Tosafot (ad loc.) cites the midrash that like a small child running away from school, “so [Bnei Yisrael] were running away from Mt. Sinai a path of three days, for they had learned there much Torah.” The simple understanding is that they were afraid that if they remained longer they might receive even more commandments, and so they left hastily. There seems to be a hint of the haste in the phrase the midrash repeats twice, “a path of three days,” that they actually traversed it in one day (see Rashi on chumash). But it is still difficult to understand the criticism for diligence to follow Hashem’s lead on a path pointing toward Eretz Yisrael.
Bnei Yisrael were correctly happy to move on their way toward the future challenges and opportunities ahead. However, they did not properly appreciate the importance of the spiritual provisions they were to bring from Mt. Sinai, or the difficulty of the road ahead. The midrash’s stressing of the fact that the path should have taken three daysimplies that the speed of the travel was part of the problem, in addition to the desire to leave. Bnei Yisrael did not appreciate that a path of three days should take three days.
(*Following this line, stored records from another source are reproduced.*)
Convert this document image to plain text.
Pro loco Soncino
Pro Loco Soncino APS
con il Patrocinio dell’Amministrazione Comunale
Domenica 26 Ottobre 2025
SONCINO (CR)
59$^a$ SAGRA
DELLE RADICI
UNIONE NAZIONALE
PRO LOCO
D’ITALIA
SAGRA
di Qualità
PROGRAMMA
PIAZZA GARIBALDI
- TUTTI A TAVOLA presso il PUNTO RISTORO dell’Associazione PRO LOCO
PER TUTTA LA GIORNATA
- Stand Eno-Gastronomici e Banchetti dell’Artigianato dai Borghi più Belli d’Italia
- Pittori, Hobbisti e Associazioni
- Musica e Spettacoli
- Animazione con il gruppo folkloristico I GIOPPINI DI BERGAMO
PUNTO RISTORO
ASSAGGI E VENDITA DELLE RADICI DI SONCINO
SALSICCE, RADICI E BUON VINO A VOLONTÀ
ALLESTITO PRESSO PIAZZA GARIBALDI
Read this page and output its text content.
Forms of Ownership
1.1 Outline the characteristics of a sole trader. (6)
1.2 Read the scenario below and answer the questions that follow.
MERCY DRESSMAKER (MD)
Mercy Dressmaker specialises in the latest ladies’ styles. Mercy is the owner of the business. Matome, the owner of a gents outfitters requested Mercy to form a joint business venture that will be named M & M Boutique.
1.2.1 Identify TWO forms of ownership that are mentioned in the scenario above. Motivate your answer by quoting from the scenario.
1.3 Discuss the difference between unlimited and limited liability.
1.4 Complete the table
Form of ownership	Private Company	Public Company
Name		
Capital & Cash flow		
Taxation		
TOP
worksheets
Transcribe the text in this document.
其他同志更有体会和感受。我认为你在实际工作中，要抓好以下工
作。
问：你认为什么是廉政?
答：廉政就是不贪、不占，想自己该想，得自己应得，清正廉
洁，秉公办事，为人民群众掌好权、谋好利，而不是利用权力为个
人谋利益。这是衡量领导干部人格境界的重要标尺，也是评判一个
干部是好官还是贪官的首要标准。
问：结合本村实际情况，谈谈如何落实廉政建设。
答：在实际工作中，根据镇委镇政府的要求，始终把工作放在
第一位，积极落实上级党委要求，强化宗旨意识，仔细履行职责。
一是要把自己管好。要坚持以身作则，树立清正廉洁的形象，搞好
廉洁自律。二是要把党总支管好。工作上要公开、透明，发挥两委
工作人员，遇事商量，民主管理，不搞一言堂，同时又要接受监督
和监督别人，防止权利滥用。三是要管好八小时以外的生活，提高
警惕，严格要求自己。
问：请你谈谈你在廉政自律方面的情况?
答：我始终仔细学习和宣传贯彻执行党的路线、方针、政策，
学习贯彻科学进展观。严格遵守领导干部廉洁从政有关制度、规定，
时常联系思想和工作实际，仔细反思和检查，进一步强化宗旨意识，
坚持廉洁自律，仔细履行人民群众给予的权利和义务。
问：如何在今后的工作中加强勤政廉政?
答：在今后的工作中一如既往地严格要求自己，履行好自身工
One cannot always arrive at the destination earlier than ordained.
Rashi (on the gemara, ibid.) says that the first puranut was, “the rabble in their midst had a desire, and Bnei Yisrael also wept again, saying, ‘who will feed us meat’” (Bamidbar 11:5). This is very difficult, as this event is found after the miton’nim, and the encapsulated p’sukim do not separate between them. We can explain as follows. Bnei Yisrael’s lack of readiness to leave Mt. Sinai in an orderly fashion lead to a lack of spiritual balance, which gave rise to the subsequent ascendance of the rabble to prominence. It is this root of the problem that the Torah identifies as the puranut.
There is a lesson in all of this for our lives. We often correctly identify a distant goal as a Divinely ordained challenge in our lives. But we do not always appreciate how the tools we received at Sinai are ones we need to gather up carefully and lovingly to accompany us on the path and make it a safe one. We are also not always patient enough to know that it takes a long time to cover a long distance, and we need to pace ourselves appropriately to arrive in peace.